Sheltered takes all the best ideas from previous games, and combines them into a rich and nerve-racking experience that fans of the genre will love. Venturing out into an irradiated wasteland in search of life-saving tools and supplies is without a doubt more rewarding when you plot the course and call the shots. Maintaining the bunker and choosing who you invite in can be terrifying as forgetting to put gas in the generator that filters your air and water. While nothing here is new, there’s a lot of great components that have been thoughtfully arranged into a cohesive and thoroughly satisfying experience. If you’ve been looking for a good roguelike game, this may be your new addiction.
Starting out in Sheltered, I made my real life family. We didn’t last long. Someone forgot to repair the water filter of our underground bunker; by someone, I mean me. Guess I’m your typical forgetful father, but I didn’t think about what would happen next in such a short amount of time. I watched my children get sick due to radiation, and because our home needed attention, I was unable to go out and find any food.
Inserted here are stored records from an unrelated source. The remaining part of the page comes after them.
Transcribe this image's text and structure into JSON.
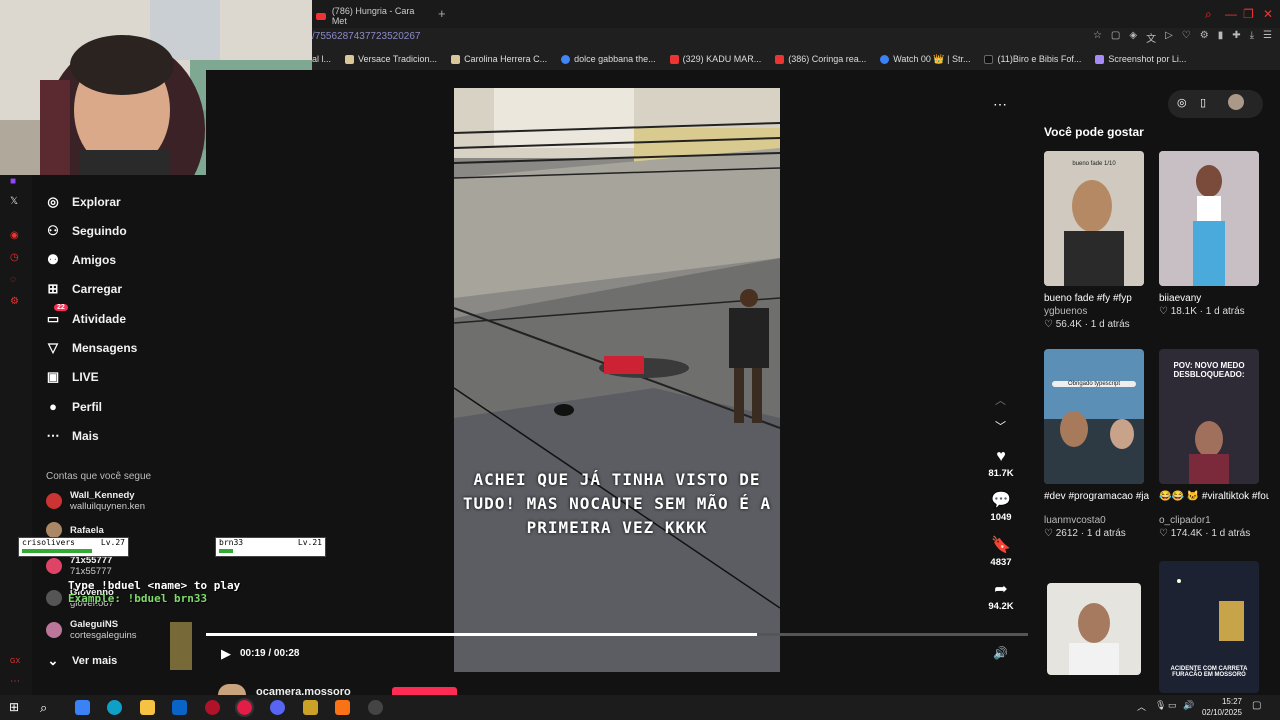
{
  "browser": {
    "tab_title": "(786) Hungria - Cara Met",
    "new_tab": "+",
    "url": "/7556287437723520267",
    "bookmarks": [
      {
        "label": "al l..."
      },
      {
        "label": "Versace Tradicion..."
      },
      {
        "label": "Carolina Herrera C..."
      },
      {
        "label": "dolce gabbana the..."
      },
      {
        "label": "(329) KADU MAR..."
      },
      {
        "label": "(386) Coringa rea..."
      },
      {
        "label": "Watch 00 👑 | Str..."
      },
      {
        "label": "(11)Biro e Bibis Fof..."
      },
      {
        "label": "Screenshot por Li..."
      }
    ]
  },
  "sidebar": {
    "nav": [
      {
        "label": "Explorar",
        "icon": "compass-icon"
      },
      {
        "label": "Seguindo",
        "icon": "following-icon"
      },
      {
        "label": "Amigos",
        "icon": "friends-icon"
      },
      {
        "label": "Carregar",
        "icon": "upload-icon"
      },
      {
        "label": "Atividade",
        "icon": "activity-icon",
        "badge": "22"
      },
      {
        "label": "Mensagens",
        "icon": "send-icon"
      },
      {
        "label": "LIVE",
        "icon": "live-icon"
      },
      {
        "label": "Perfil",
        "icon": "profile-icon"
      },
      {
        "label": "Mais",
        "icon": "more-icon"
      }
    ],
    "following_title": "Contas que você segue",
    "accounts": [
      {
        "name": "Wall_Kennedy",
        "handle": "walluilquynen.ken"
      },
      {
        "name": "Rafaela",
        "handle": ""
      },
      {
        "name": "71x55777",
        "handle": "71x55777"
      },
      {
        "name": "Giovenno",
        "handle": "giovenoo7"
      },
      {
        "name": "GaleguiNS",
        "handle": "cortesgaleguins"
      }
    ],
    "see_more": "Ver mais"
  },
  "video": {
    "caption": "ACHEI QUE JÁ TINHA VISTO DE TUDO! MAS NOCAUTE SEM MÃO É A PRIMEIRA VEZ KKKK",
    "likes": "81.7K",
    "comments": "1049",
    "saves": "4837",
    "shares": "94.2K",
    "time": "00:19 / 00:28",
    "progress": 0.67,
    "author": "ocamera.mossoro"
  },
  "game_overlay": {
    "player1": {
      "name": "crisolivers",
      "level": "Lv.27"
    },
    "player2": {
      "name": "brn33",
      "level": "Lv.21"
    },
    "hp_label": "HP",
    "instruction": "Type !bduel <name> to play",
    "example": "Example: !bduel brn33"
  },
  "recommend": {
    "title": "Você pode gostar",
    "items": [
      {
        "title": "bueno fade #fy #fyp",
        "user": "ygbuenos",
        "stats": "♡ 56.4K · 1 d atrás",
        "overlay": "bueno fade 1/10",
        "color": "#c8c2b8"
      },
      {
        "title": "",
        "user": "biiaevany",
        "stats": "♡ 18.1K · 1 d atrás",
        "overlay": "",
        "color": "#b9a9b2"
      },
      {
        "title": "#dev #programacao #java #javascript...",
        "user": "luanmvcosta0",
        "stats": "♡ 2612 · 1 d atrás",
        "overlay": "Obrigado typescript",
        "color": "#4f7ea8"
      },
      {
        "title": "😂😂 🐱 #viraltiktok #fouryou #fouryou #",
        "user": "o_clipador1",
        "stats": "♡ 174.4K · 1 d atrás",
        "overlay": "POV: NOVO MEDO DESBLOQUEADO:",
        "color": "#3a3240"
      },
      {
        "title": "",
        "user": "",
        "stats": "",
        "overlay": "",
        "color": "#e8e6e1"
      },
      {
        "title": "",
        "user": "",
        "stats": "",
        "overlay": "ACIDENTE COM CARRETA FURACÃO EM MOSSORÓ",
        "color": "#1d2230"
      }
    ]
  },
  "taskbar": {
    "time": "15:27",
    "date": "02/10/2025"
  }
}
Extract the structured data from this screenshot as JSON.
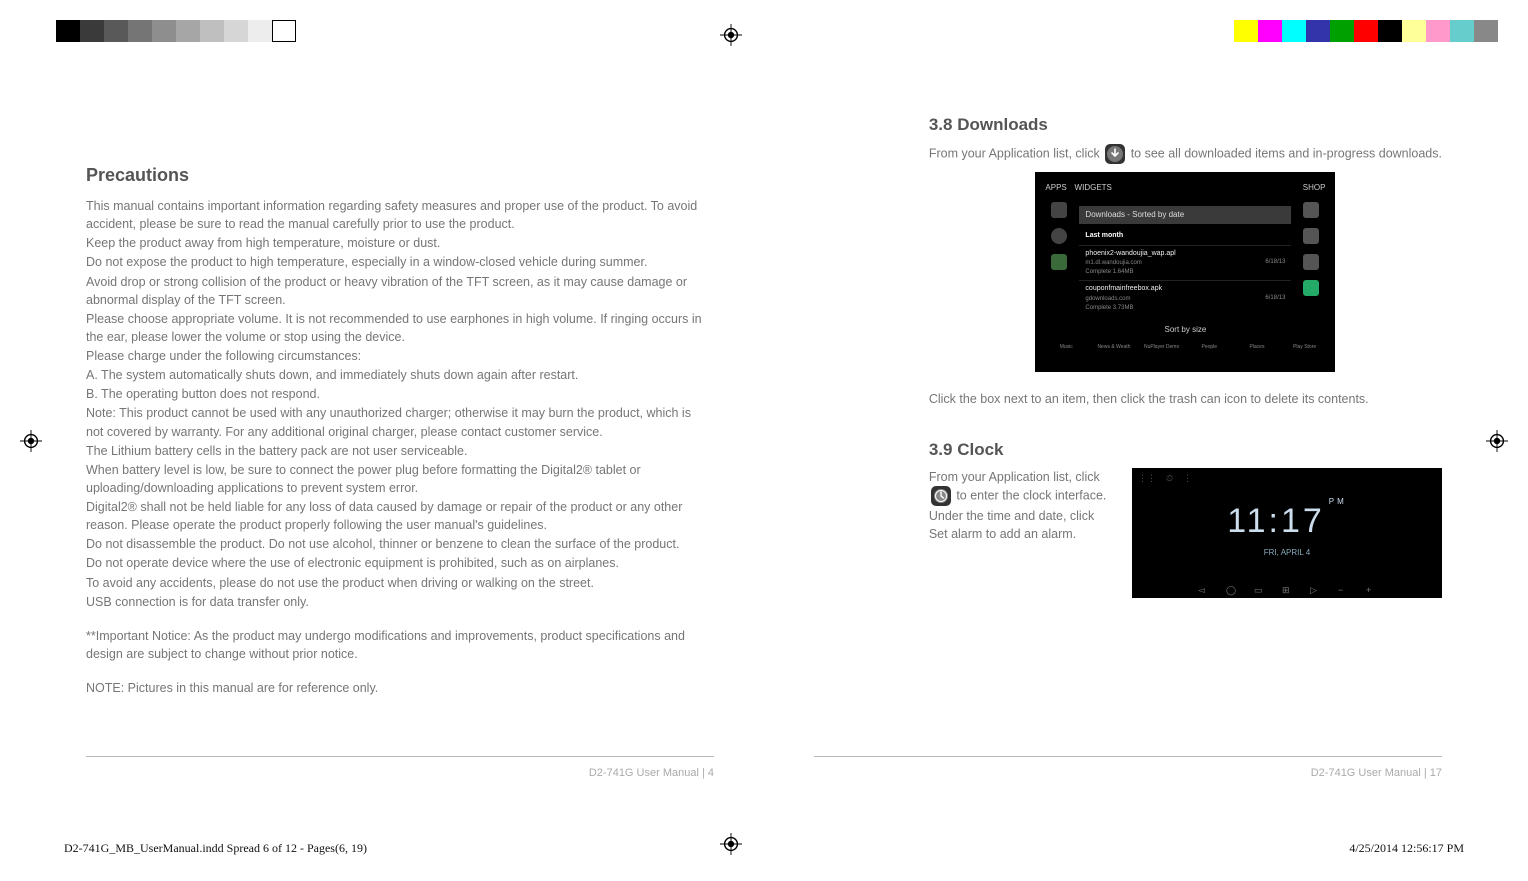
{
  "left_page": {
    "heading": "Precautions",
    "paragraphs": [
      "This manual contains important information regarding safety measures and proper use of the product. To avoid accident, please be sure to read the manual carefully prior to use the product.",
      "Keep the product away from high temperature, moisture or dust.",
      "Do not expose the product to high temperature, especially in a window-closed vehicle during summer.",
      "Avoid drop or strong collision of the product or heavy vibration of the TFT screen, as it may cause damage or abnormal display of the TFT screen.",
      "Please choose appropriate volume. It is not recommended to use earphones in high volume. If ringing occurs in the ear, please lower the volume or stop using the device.",
      "Please charge under the following circumstances:",
      "A. The system automatically shuts down, and immediately shuts down again after restart.",
      "B. The operating button does not respond.",
      "Note: This product cannot be used with any unauthorized charger; otherwise it may burn the product, which is not covered by warranty. For any additional original charger, please contact customer service.",
      "The Lithium battery cells in the battery pack are not user serviceable.",
      "When battery level is low, be sure to connect the power plug before formatting the Digital2® tablet or uploading/downloading applications to prevent system error.",
      "Digital2® shall not be held liable for any loss of data caused by damage or repair of the product or any other reason. Please operate the product properly following the user manual's guidelines.",
      "Do not disassemble the product. Do not use alcohol, thinner or benzene to clean the surface of the product.",
      "Do not operate device where the use of electronic equipment is prohibited, such as on airplanes.",
      "To avoid any accidents, please do not use the product when driving or walking on the street.",
      "USB connection is for data transfer only."
    ],
    "notice": "**Important Notice: As the product may undergo modifications and improvements, product specifications and design are subject to change without prior notice.",
    "note": "NOTE: Pictures in this manual are for reference only.",
    "footer": "D2-741G User Manual | 4"
  },
  "right_page": {
    "sections": {
      "downloads": {
        "heading": "3.8 Downloads",
        "line1_a": "From your Application list, click ",
        "line1_b": " to see all downloaded items and in-progress downloads.",
        "instruction": "Click the box next to an item, then click the trash can icon to delete its contents.",
        "screenshot": {
          "tabs": [
            "APPS",
            "WIDGETS"
          ],
          "shop": "SHOP",
          "title": "Downloads - Sorted by date",
          "group": "Last month",
          "items": [
            {
              "name": "phoenix2-wandoujia_wap.apl",
              "sub": "m1.dl.wandoujia.com",
              "status": "Complete   1.64MB",
              "date": "6/18/13"
            },
            {
              "name": "couponfmainfreebox.apk",
              "sub": "gdownloads.com",
              "status": "Complete   3.73MB",
              "date": "6/18/13"
            }
          ],
          "sort": "Sort by size",
          "bottom_labels": [
            "Music",
            "News & Weath",
            "NuPlayer Demo",
            "People",
            "Places",
            "Play Store"
          ]
        }
      },
      "clock": {
        "heading": "3.9 Clock",
        "line1_a": "From your Application list, click ",
        "line1_b": " to enter the clock interface.",
        "line2": "Under the time and date, click Set alarm to add an alarm.",
        "screenshot": {
          "time": "11:17",
          "ampm": "PM",
          "date": "FRI, APRIL 4"
        }
      }
    },
    "footer": "D2-741G User Manual | 17"
  },
  "doc_footer": {
    "left": "D2-741G_MB_UserManual.indd   Spread 6 of 12 - Pages(6, 19)",
    "right": "4/25/2014   12:56:17 PM"
  },
  "colors": {
    "left_strip": [
      "#000000",
      "#3a3a3a",
      "#595959",
      "#757575",
      "#8e8e8e",
      "#a6a6a6",
      "#bfbfbf",
      "#d6d6d6",
      "#ededed",
      "#ffffff"
    ],
    "right_strip": [
      "#ffff00",
      "#ff00ff",
      "#00ffff",
      "#3333aa",
      "#00a000",
      "#ff0000",
      "#000000",
      "#ffff99",
      "#ff99cc",
      "#66cccc",
      "#888888"
    ]
  }
}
Malnourished, sick and without any prospects, we barely made it past two weeks before I was digging a grave. I felt like a bad provider and immediately decided to invest my time in random living families from then on out.
If you enjoyed Fallout Shelter at all, this is a game that takes all the opportunities of the successful spin-off and improves on them fully. Expeditions are experienced instead of recapped. You manage your resources instead of just assigning responsibilities. Your occupants rely on you to keep them sane, healthy and comfortable. It takes the scavenging of Minecraft, the voyeurism of The Sims and The Oregon Trail’s strategy and compresses it into a brilliant experience. While it’s not a perfect game, it does everything it sets out to do very well, and I found myself totally engrossed in keeping everyone in my imaginary family alive.
There’s a ton of objectives that you’ll have to manage as you try to make it in a world gone wrong. You’ll need your survivors to maintain the air purifiers, water filters, power generator and cleanliness of the facility. Supplies are gathered by either making trades with random bypassers, finding traders over the radio, or going out and scavenging. To venture out, you’re given a procedurally generated map that is filled with questionable locations that you’ll have to visit to identify. Will it be a pharmacy filled with antibiotics or a faction’s lair filled with violent sociopaths?
Before you set out, you’ll have to have enough water to make the trip. Once you lay out your course, you’ll plan your loadout; one weapon, two accessories, and one bag per explorer. You’re only allowed to bring two in a crew, but you can have multiple excursions going at once. Once your teams leave out, they’ll periodically call you to get advice on their current situation. While this can become tiresome considering you’ll want to enter every location regardless of the situation, it’s not very frustrating and beats the heck out of sending them out and forgetting all about it. Plus, you can make decisions on if your crews engage enemies or avoid contact with anyone altogether.
If you do approach people, you’ll find most engagements end with four options; trade, recruit, fight, flee. If you feel like you’ve stumbled across a dangerous person, you can quickly flee for your life. If you’re a less than reputable sort, you could attack the person and take everything they’ve got in this shattered world. You can try to recruit them, and introduce a stranger into your midst. Of course, most of the time you’ll just trade with people. If you succeed, you’ll be rewarded with a boost in whatever category fits the task. Sadly, I discovered an exploit, where you can trade a can of food for a can of food, and still get the boost.
Meanwhile, people back in the underground home maintain the equipment, build new rooms and floors, and can even take a little leisure time by reading a book or popping some pills. The characters don’t have a lot of personality and are more built on your projected sympathy. The most animation you’ll get out of them is when they have some form of poisoning, and fall to their knees to upchuck. You care about their safety- you need to see everyone survive this life-threatening situation.
Some of the other minor faults are just small inconveniences. When you’re trading, the game shows you how much trade value an item is worth, but when you’re scavenging it shows you how many you have in stock; never telling you both crucial bits of information. I also would’ve liked to have a Fallout 4-esque tag system, so I could easily keep track of what materials I needed to keep an eye out for. I also wasn’t a huge fan of the experience system, which only rewards a chosen one of the potential two members in a group, even if both of you throw down with unruly survivors. Also, the controller isn’t nearly as intuitive as a mouse would be, but the game does an excellent job of making the situation as comfortable and seamless as possible. I also would’ve liked to see some buildable weapons, liked spiked bats and shivs, but now I’m just nitpicking an otherwise brilliant experience that understands brevity.